The aerospike’s design and functionality are immensely complex to realize through traditional manufacturing methods, due mainly to the inner geometry of the rocket’s inverted-bell shape, and the complex cooling channels necessary to keep the engine from outright melting.

Yet during the 1960s, Rocketdyne, a division of Boeing, conducted extensive testing on the aerospike engine. The results of those tests were put to use after NASA announced its ambitions for a would-be successor to the Space Shuttle—a lighter, safer, more efficient SSTO vehicle it dubbed the VentureStar. In 1996, NASA selected Lockheed Martin as a partner to create the X-33, a technology demonstrator for the VentureStar. The key component of both the X-33 and the VentureStar was to be a linear aerospike engine.

But from 1996 until NASA officially cancelled the program in 2001, it was beset by cost overruns and failures. While key technological advances allowed for various successful ground tests of the engine, a series of problems, mostly unrelated to the aerospike engine itself, as well as organizational changes within NASA, slowly doomed the project. In 1999, multiple failures in the liquid hydrogen tanks proved costly and time consuming, even though two aerospike engine tests had proved to be encouraging. But as delays continued to plague the project, it became clear that, from a technological standpoint, the VentureStar was too far ahead of its time. By the time NASA declared the program officially dead in March of 2001, it’s estimated that the agency had spent nearly $1 billion on the project, while Lockheed Martin and other partners had contributed $357 million.

AM Freedoms Launch Hope

Marten Jurg, an engineer with Amaero and a PhD candidate at Monash University in Australia, says that additive manufacturing—and specifically, its design freedoms—may represent the technological breakthrough needed to finally launch the aerospike engine. The design of the aerospike’s exhaust manifold is essentially inverse to the traditional bell-shaped rockets used to launch recent space shuttles.  Those rockets lose efficiency when the thrust spreads out from the bottom of the bell-shaped manifold as the craft ascends and the atmospheric pressure decreases. This is why the shuttle missions require multiple stages to reach orbit: decreasing atmospheric pressure during ascent requires different thrust capabilities than the initial booster rockets that are jettisoned just minutes after launch.
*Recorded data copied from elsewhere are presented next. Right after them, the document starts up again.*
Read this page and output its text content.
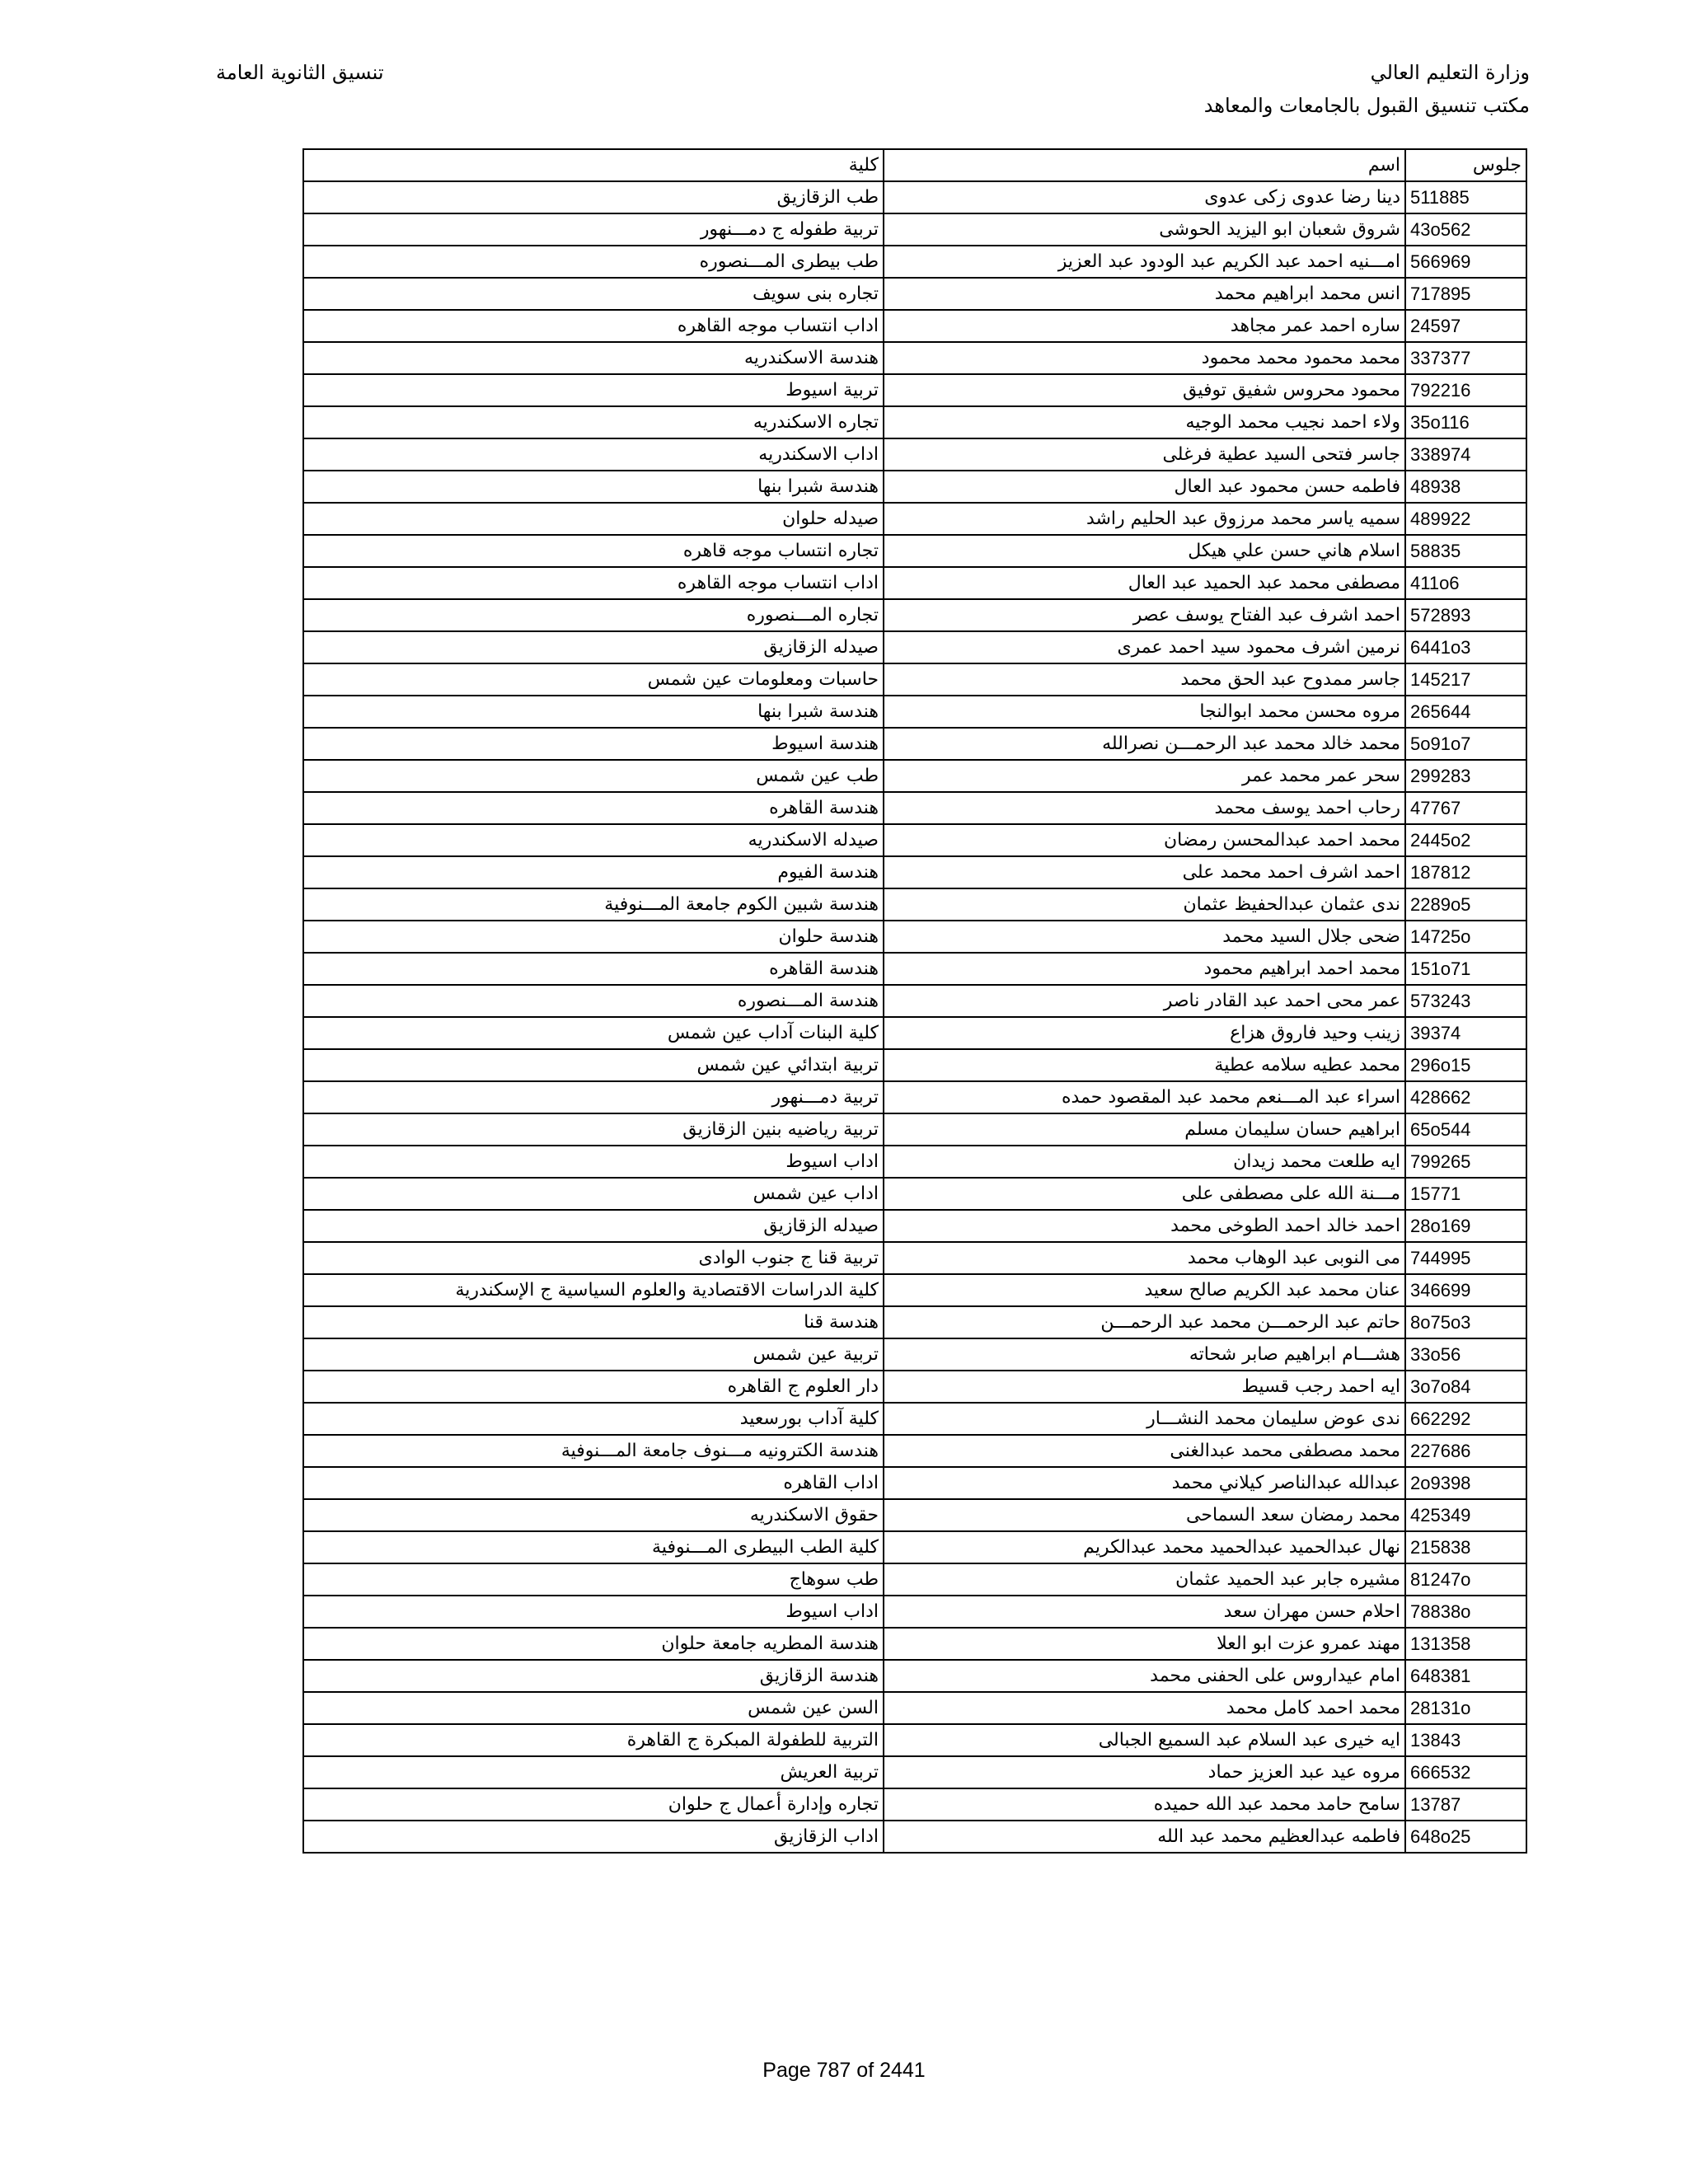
وزارة التعليم العالي
مكتب تنسيق القبول بالجامعات والمعاهد
تنسيق الثانوية العامة
جلوس	اسم	كلية
511885	دينا رضا عدوى زكى عدوى	طب الزقازيق
43o562	شروق شعبان ابو اليزيد الحوشى	تربية طفوله ج دمـــنهور
566969	امـــنيه احمد عبد الكريم عبد الودود عبد العزيز	طب بيطرى المـــنصوره
717895	انس محمد ابراهيم محمد	تجاره بنى سويف
24597	ساره احمد عمر مجاهد	اداب انتساب موجه القاهره
337377	محمد محمود محمد محمود	هندسة الاسكندريه
792216	محمود محروس شفيق توفيق	تربية اسيوط
35o116	ولاء احمد نجيب محمد الوجيه	تجاره الاسكندريه
338974	جاسر فتحى السيد عطية فرغلى	اداب الاسكندريه
48938	فاطمه حسن محمود عبد العال	هندسة شبرا بنها
489922	سميه ياسر محمد مرزوق عبد الحليم راشد	صيدله حلوان
58835	اسلام هاني حسن علي هيكل	تجاره انتساب موجه قاهره
411o6	مصطفى محمد عبد الحميد عبد العال	اداب انتساب موجه القاهره
572893	احمد اشرف عبد الفتاح يوسف عصر	تجاره المـــنصوره
6441o3	نرمين اشرف محمود سيد احمد عمرى	صيدله الزقازيق
145217	جاسر ممدوح عبد الحق محمد	حاسبات ومعلومات عين شمس
265644	مروه محسن محمد ابوالنجا	هندسة شبرا بنها
5o91o7	محمد خالد محمد عبد الرحمـــن نصرالله	هندسة اسيوط
299283	سحر عمر محمد عمر	طب عين شمس
47767	رحاب احمد يوسف محمد	هندسة القاهره
2445o2	محمد احمد عبدالمحسن رمضان	صيدله الاسكندريه
187812	احمد اشرف احمد محمد على	هندسة الفيوم
2289o5	ندى عثمان عبدالحفيظ عثمان	هندسة شبين الكوم جامعة المـــنوفية
14725o	ضحى جلال السيد محمد	هندسة حلوان
151o71	محمد احمد ابراهيم محمود	هندسة القاهره
573243	عمر محى احمد عبد القادر ناصر	هندسة المـــنصوره
39374	زينب وحيد فاروق هزاع	كلية البنات آداب عين شمس
296o15	محمد عطيه سلامه عطية	تربية ابتدائي عين شمس
428662	اسراء عبد المـــنعم محمد عبد المقصود حمده	تربية دمـــنهور
65o544	ابراهيم حسان سليمان مسلم	تربية رياضيه بنين الزقازيق
799265	ايه طلعت محمد زيدان	اداب اسيوط
15771	مـــنة الله على مصطفى على	اداب عين شمس
28o169	احمد خالد احمد الطوخى محمد	صيدله الزقازيق
744995	مى النوبى عبد الوهاب محمد	تربية قنا ج جنوب الوادى
346699	عنان محمد عبد الكريم صالح سعيد	كلية الدراسات الاقتصادية والعلوم السياسية ج الإسكندرية
8o75o3	حاتم عبد الرحمـــن محمد عبد الرحمـــن	هندسة قنا
33o56	هشـــام ابراهيم صابر شحاته	تربية عين شمس
3o7o84	ايه احمد رجب قسيط	دار العلوم ج القاهره
662292	ندى عوض سليمان محمد النشـــار	كلية آداب بورسعيد
227686	محمد مصطفى محمد عبدالغنى	هندسة الكترونيه مـــنوف جامعة المـــنوفية
2o9398	عبدالله عبدالناصر كيلاني محمد	اداب القاهره
425349	محمد رمضان سعد السماحى	حقوق الاسكندريه
215838	نهال عبدالحميد عبدالحميد محمد عبدالكريم	كلية الطب البيطرى المـــنوفية
81247o	مشيره جابر عبد الحميد عثمان	طب سوهاج
78838o	احلام حسن مهران سعد	اداب اسيوط
131358	مهند عمرو عزت ابو العلا	هندسة المطريه جامعة حلوان
648381	امام عيداروس على الحفنى محمد	هندسة الزقازيق
28131o	محمد احمد كامل محمد	السن عين شمس
13843	ايه خيرى عبد السلام عبد السميع الجبالى	التربية للطفولة المبكرة ج القاهرة
666532	مروه عيد عبد العزيز حماد	تربية العريش
13787	سامح حامد محمد عبد الله حميده	تجاره وإدارة أعمال ج حلوان
648o25	فاطمه عبدالعظيم محمد عبد الله	اداب الزقازيق
Page 787 of 2441
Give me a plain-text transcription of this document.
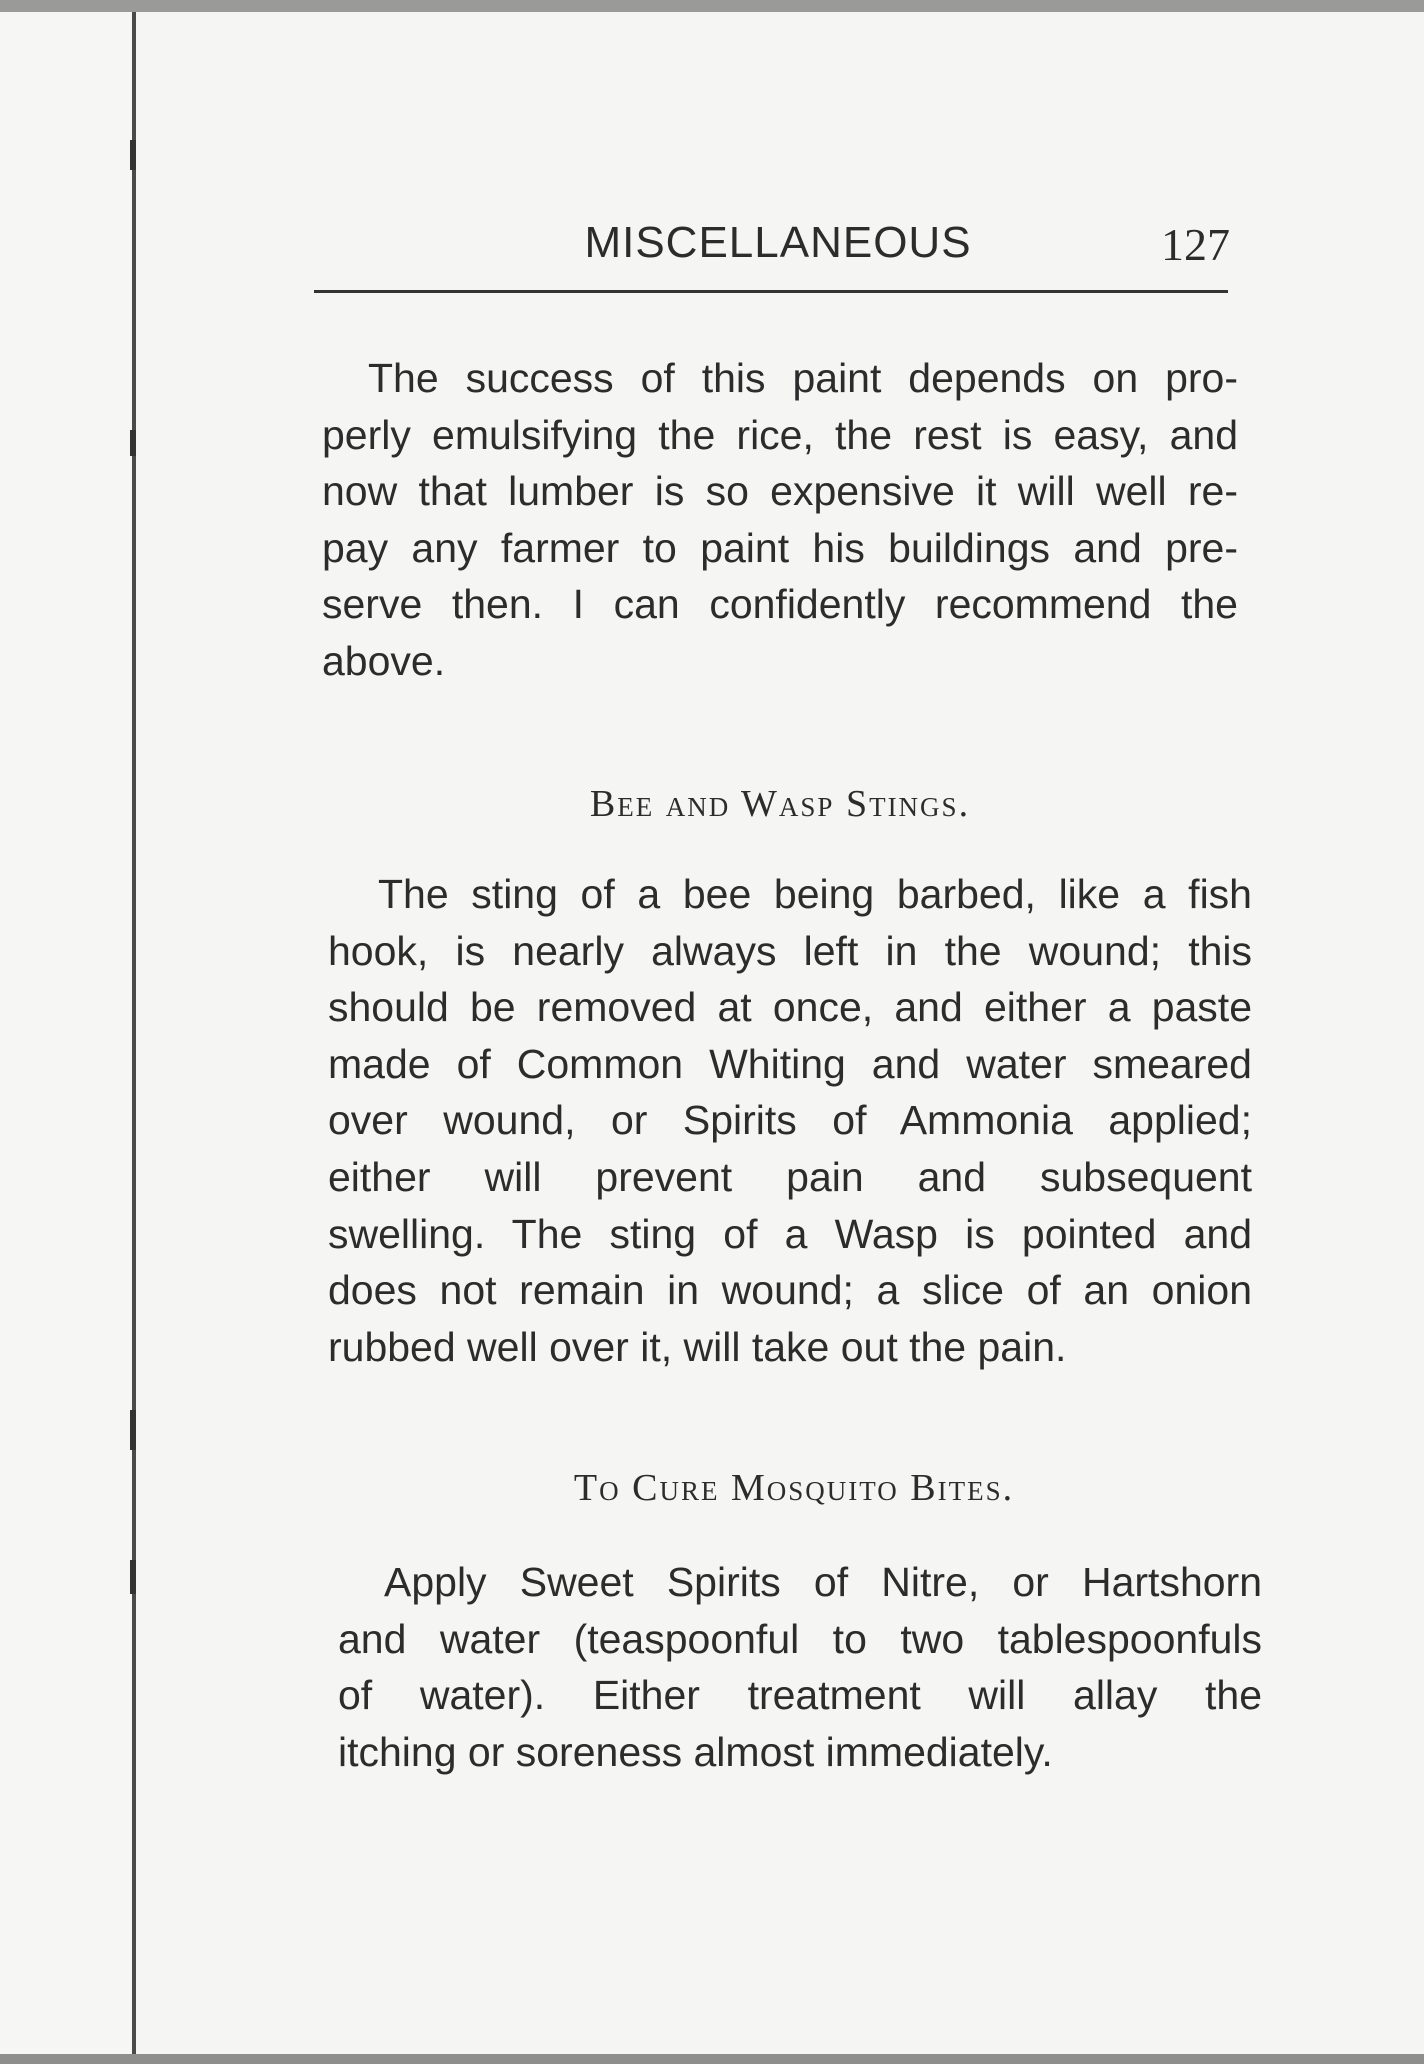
MISCELLANEOUS	127
The success of this paint depends on pro-
perly emulsifying the rice, the rest is easy, and
now that lumber is so expensive it will well re-
pay any farmer to paint his buildings and pre-
serve then. I can confidently recommend the
above.
Bee and Wasp Stings.
The sting of a bee being barbed, like a fish
hook, is nearly always left in the wound; this
should be removed at once, and either a paste
made of Common Whiting and water smeared
over wound, or Spirits of Ammonia applied;
either will prevent pain and subsequent
swelling. The sting of a Wasp is pointed and
does not remain in wound; a slice of an onion
rubbed well over it, will take out the pain.
To Cure Mosquito Bites.
Apply Sweet Spirits of Nitre, or Hartshorn
and water (teaspoonful to two tablespoonfuls
of water). Either treatment will allay the
itching or soreness almost immediately.
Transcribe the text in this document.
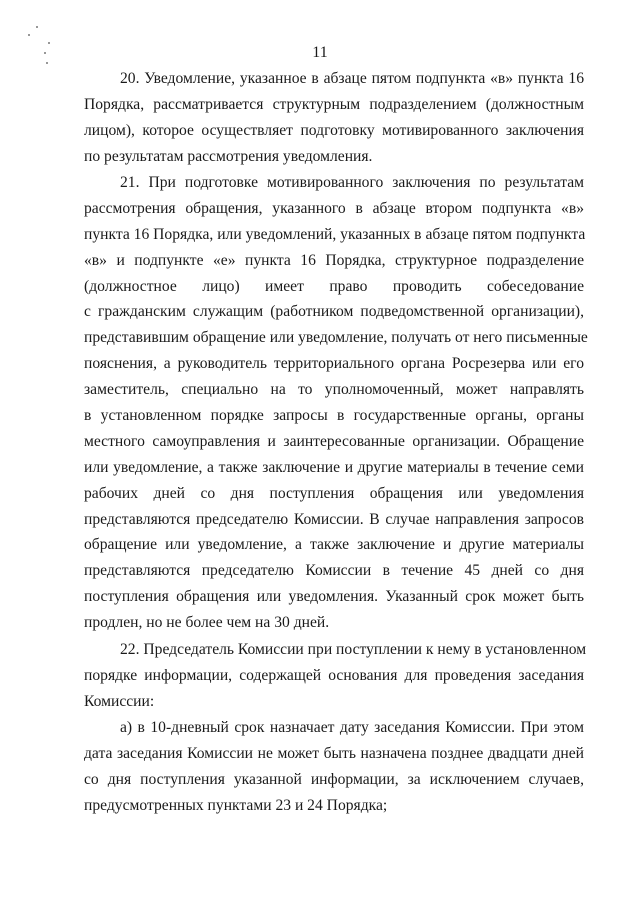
11
20. Уведомление, указанное в абзаце пятом подпункта «в» пункта 16
Порядка, рассматривается структурным подразделением (должностным
лицом), которое осуществляет подготовку мотивированного заключения
по результатам рассмотрения уведомления.
21. При подготовке мотивированного заключения по результатам
рассмотрения обращения, указанного в абзаце втором подпункта «в»
пункта 16 Порядка, или уведомлений, указанных в абзаце пятом подпункта
«в» и подпункте «е» пункта 16 Порядка, структурное подразделение
(должностное лицо) имеет право проводить собеседование
с гражданским служащим (работником подведомственной организации),
представившим обращение или уведомление, получать от него письменные
пояснения, а руководитель территориального органа Росрезерва или его
заместитель, специально на то уполномоченный, может направлять
в установленном порядке запросы в государственные органы, органы
местного самоуправления и заинтересованные организации. Обращение
или уведомление, а также заключение и другие материалы в течение семи
рабочих дней со дня поступления обращения или уведомления
представляются председателю Комиссии. В случае направления запросов
обращение или уведомление, а также заключение и другие материалы
представляются председателю Комиссии в течение 45 дней со дня
поступления обращения или уведомления. Указанный срок может быть
продлен, но не более чем на 30 дней.
22. Председатель Комиссии при поступлении к нему в установленном
порядке информации, содержащей основания для проведения заседания
Комиссии:
а) в 10-дневный срок назначает дату заседания Комиссии. При этом
дата заседания Комиссии не может быть назначена позднее двадцати дней
со дня поступления указанной информации, за исключением случаев,
предусмотренных пунктами 23 и 24 Порядка;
The Amaero team—which consists of other PhD candidates from Monash University—designed their aerospace engine around the additive process from the outset. Printed on an EOS M280 using Hastelloy X (a high-strength, nickel-based superalloy), Jurg says that build chamber size constraints, feature size, materials performance, and key parameters such as the angle, thickness and arrangement of features were all considered in light of the group’s collective years of experience in the alloy system using selective laser melting (SLM). Since the team took a minimizing approach, all design choices were made to reduce the amount of machining necessary for post-processing.

“Drawing from experience in the Hastelloy alloy system, we knew what was and wasn’t possible,” Jurg says. This experience informed Amaero’s design choices, and by working back and forth with the fluids engineers, the team was able to rapidly iterate and create geometries and features that would meet key performance criteria while still maintaining AM buildability. The team first focused on what Jurg calls the “big-ticket items,” such as the engine’s three-chamber design, truncated aerospike, and cooling configuration.

 

Jurg points to the conformal cooling channels as just one of the aspects of Amaero’s aerospike that would not have been possible to manufacture traditionally. (See the third image of the rendering above.) Numerous features were completely reconceptualized for additive design, including the conformal cooling, injector manifold, the elimination of high temperature seals (by making the combustion chamber a single piece), and the fluid flow path and control mechanisms. The cooling passages alone, he says, “constantly change size and orientation to cater for the specific local heat flux, which is critical to ensuring continuous operation. With traditional manufacturing methods, one may resort to brazing together tubes, but due to the curvature of the aerospike and body, the tubes would have to continuously vary in width in order to join constantly along its length.” Achieving the right manipulation of tubes in this way would be an extremely difficult process, Jurg says, one that might take many months or even years to perfect.

Since Amaero’s engine was intended to be finished in just a matter of months, the Amaero team had to radically rethink its design approach. For this they created calculation tools that allowed them to rapidly iterate through the fundamental aspects of the design and quickly converge on a design solution. “We aimed to show through this project the benefit of working with AM design from the outset, not taking a traditional design and making it work with AM,” Jurg says. “As a result, we were able to adopt designs that we wouldn’t consider possible otherwise.” While AM within aerospace is quickly becoming an accepted method of manufacturing, Jurg points out that the industry has not been as quick to adopt design for AM methodologies. “In this project, through concurrent design methodology and consolidation of components, the timeframe could be reduced significantly while also increasing the overall performance.”  

The team that created Amaero’s aerospike engine have formed a new venture called NextAero to move this work forward, looking at future applications in propulsion technologies. Meanwhile, Jurg says that Amaero is using its aerospike “to show the potential of additive manufacturing to those who may not understand the process, and how by working with AM designers it is possible to build items with a new level of performance.”

While Jurg isn’t contending that additive manufacturing will rejuvenate the VentureStar program, he does believe that his team’s successful test of a 3D-printed aerospike engine will encourage other engineers to adopt AM design methodologies early in the design process. It’s the only way, he says, to take full advantage of additive’s potential.